Mox macrophages were identified recently and are closely associated with atherosclerosis. Considering the potential health risks and the impact on macrophage modulation, this study investigated the Mox polarization of macrophages induced by nanoparticles (NPs) with tunable hydrophobicity. One nanoparticle (C4NP) with intermediate hydrophobicity efficiently upregulated the mRNA expression of Mox-related genes including HO-1, Srxn1, Txnrd1, Gsr, Vegf and Cox-2 through increased accumulation of Nrf2 at a nontoxic concentration in both resting and LPS-challenged macrophages. Additionally, C4NP impaired phagocytic capacity by 20% and significantly increased the secretion of cytokines, including TNFα, IL-6 and IL-10. Mechanistic studies indicated that intracellular reactive oxygen species (ROS) were elevated by 1.5-fold and 2.6-fold in resting and LPS-challenged macrophages respectively. Phosphorylated p62 was increased by 2.5-fold in resting macrophages and maintained a high level in LPS-challenged ones, both of which partially accounted for the significant accumulation of Nrf2 and HO-1. Notably, C4NP depolarized mitochondrial membrane potential by more than 50% and switched macrophages from oxidative phosphorylation-based aerobic metabolism to glycolysis for energy supply. Overall, this study reveals a novel molecular mechanism potentially involving ROS-Nrf2-p62 signaling in mediating macrophage Mox polarization, holding promise in ensuring safer and more efficient use of nanomaterials.

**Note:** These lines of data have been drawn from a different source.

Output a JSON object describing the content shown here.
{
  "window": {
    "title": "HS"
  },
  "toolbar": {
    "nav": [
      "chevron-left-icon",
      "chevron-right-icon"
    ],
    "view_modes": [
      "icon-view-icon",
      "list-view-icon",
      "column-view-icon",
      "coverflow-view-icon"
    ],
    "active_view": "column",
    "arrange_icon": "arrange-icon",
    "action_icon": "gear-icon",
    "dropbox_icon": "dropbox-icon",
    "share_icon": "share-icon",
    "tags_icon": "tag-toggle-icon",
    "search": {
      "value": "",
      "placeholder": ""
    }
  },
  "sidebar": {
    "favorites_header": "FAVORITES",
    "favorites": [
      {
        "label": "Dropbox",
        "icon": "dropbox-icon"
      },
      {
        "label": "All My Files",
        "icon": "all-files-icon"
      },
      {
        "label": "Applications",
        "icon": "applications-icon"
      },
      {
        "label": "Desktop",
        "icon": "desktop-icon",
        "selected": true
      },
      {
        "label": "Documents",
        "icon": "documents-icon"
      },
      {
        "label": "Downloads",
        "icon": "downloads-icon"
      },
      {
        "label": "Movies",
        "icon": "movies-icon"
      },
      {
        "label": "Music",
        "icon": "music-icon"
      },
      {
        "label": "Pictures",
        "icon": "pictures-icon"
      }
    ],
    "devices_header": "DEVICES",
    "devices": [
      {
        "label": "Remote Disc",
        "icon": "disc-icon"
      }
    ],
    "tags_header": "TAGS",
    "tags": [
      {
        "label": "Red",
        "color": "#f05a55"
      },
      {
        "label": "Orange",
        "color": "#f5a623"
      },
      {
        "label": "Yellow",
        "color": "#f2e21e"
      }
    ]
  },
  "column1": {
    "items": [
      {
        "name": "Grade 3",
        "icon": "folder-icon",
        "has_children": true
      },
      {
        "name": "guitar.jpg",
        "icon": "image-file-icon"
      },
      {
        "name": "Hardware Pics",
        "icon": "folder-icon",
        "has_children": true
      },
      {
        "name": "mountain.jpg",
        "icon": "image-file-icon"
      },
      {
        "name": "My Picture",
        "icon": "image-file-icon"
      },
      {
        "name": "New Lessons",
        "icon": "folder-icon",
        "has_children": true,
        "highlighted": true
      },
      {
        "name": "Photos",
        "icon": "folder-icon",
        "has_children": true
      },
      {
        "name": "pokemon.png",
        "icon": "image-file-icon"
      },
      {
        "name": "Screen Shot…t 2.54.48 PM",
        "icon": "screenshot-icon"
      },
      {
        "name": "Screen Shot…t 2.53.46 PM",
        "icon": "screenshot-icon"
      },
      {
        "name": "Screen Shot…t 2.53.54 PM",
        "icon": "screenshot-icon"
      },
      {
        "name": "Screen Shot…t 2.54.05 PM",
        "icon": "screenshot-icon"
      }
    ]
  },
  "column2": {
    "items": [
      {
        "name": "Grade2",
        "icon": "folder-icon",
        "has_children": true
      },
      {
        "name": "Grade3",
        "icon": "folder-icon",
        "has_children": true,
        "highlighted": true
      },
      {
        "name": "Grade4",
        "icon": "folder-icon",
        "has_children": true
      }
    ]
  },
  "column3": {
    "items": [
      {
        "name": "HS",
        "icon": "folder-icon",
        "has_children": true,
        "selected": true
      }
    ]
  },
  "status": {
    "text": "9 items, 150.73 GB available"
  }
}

Mox 巨噬细胞最近被发现,与动脉粥样硬化密切相关。考虑到潜在的健康风险和对巨噬细胞调节的影响,本研究调查了具有可调疏水性的纳米颗粒(NPs)诱导的巨噬细胞 Mox 极化。一种具有中等疏水性的纳米粒子(C4NP)在非毒性浓度下通过增加 Nrf2 的积累,在静止和 LPS 刺激的巨噬细胞中有效地上调了 Mox 相关基因(包括 HO-1、Srxn1、Txnrd1、Gsr、Vegf 和 Cox-2)的 mRNA 表达。此外,C4NP 以非毒性浓度抑制吞噬能力 20%,并显著增加细胞因子的分泌,包括 TNFα、IL-6 和 IL-10。机制研究表明,C4NP 分别使静止和 LPS 刺激的巨噬细胞中的细胞内活性氧(ROS)增加了 1.5 倍和 2.6 倍。p62 的磷酸化在静止的巨噬细胞中增加了 2.5 倍,并在 LPS 刺激的巨噬细胞中保持高水平,这两者部分解释了 Nrf2 和 HO-1 的显著积累。值得注意的是,C4NP 使线粒体膜电位去极化超过 50%,并使巨噬细胞从基于氧化磷酸化的有氧代谢转变为糖酵解以提供能量。总的来说,这项研究揭示了一种新的分子机制,可能涉及 ROS-Nrf2-p62 信号通路,有望确保纳米材料更安全、更有效地使用。